Some time later I reach the emergency waiting area, and by some stroke of luck that I'll never have again, I get news of Gran. She was sent to a room recently, only a few corridors down. It must mean she's in stable condition.

I don't think I'm meant to be in this hallway, but no one stops me as I look for the right room. I finally reach the door, and turn it without hesitation.

I need to see Gran.

oOo

She's got white hair, my Gran does, and the brightest eyes you've ever seen in an old person. It's unbelievable. She'd be perfect for one of those health insurance ads where they show old people fishing and playing shuffleboard and crap like that.
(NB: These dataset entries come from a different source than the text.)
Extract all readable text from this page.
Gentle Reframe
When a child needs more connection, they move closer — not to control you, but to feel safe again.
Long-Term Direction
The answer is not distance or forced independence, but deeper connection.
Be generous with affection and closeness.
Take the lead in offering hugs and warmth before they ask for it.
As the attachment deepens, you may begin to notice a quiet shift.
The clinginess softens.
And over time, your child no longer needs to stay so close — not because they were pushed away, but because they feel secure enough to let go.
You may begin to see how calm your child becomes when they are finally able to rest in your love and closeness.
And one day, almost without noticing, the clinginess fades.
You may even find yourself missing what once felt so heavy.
I was going to move out soon, try to get an apartment with a roommate, but I was so used to living with Gran that I never picked out a place. She's old, sure, and a little bit crazy, but she was there for me all these years. I love her to death.

When I see her limp mouth failing to form a grin, or a grimace, or a pucker - that's when I know. Gran's expressions define her so well that you could read her dreams through her sleeping face.

I think Gran's gone.

There are people swarming around me, and I think they want to do more tests and make sure she's dead, but I know that the way she's laid on her side is wrong. Gran sleeps on her back, always. We had sleepovers when Mum and Dad went out for the night. I haven't thought about that for years.

I reach out to touch her. I can't tell what I'm doing - I could be crying, screaming, laughing insanely, but it doesn't matter, not when Gran is dead and I'm standing here waiting for her to get up.

She's not going to get up. She's not. Gran.

I see her age reflected on her face like I never have before. Gran is an old woman - Gran was an old woman - I can't finish the thought. I never thought she would be gone. It's too much to handle and I can't see anymore.

They carry me out, I think.

I'm too busy crying myself to unconsciousness to notice.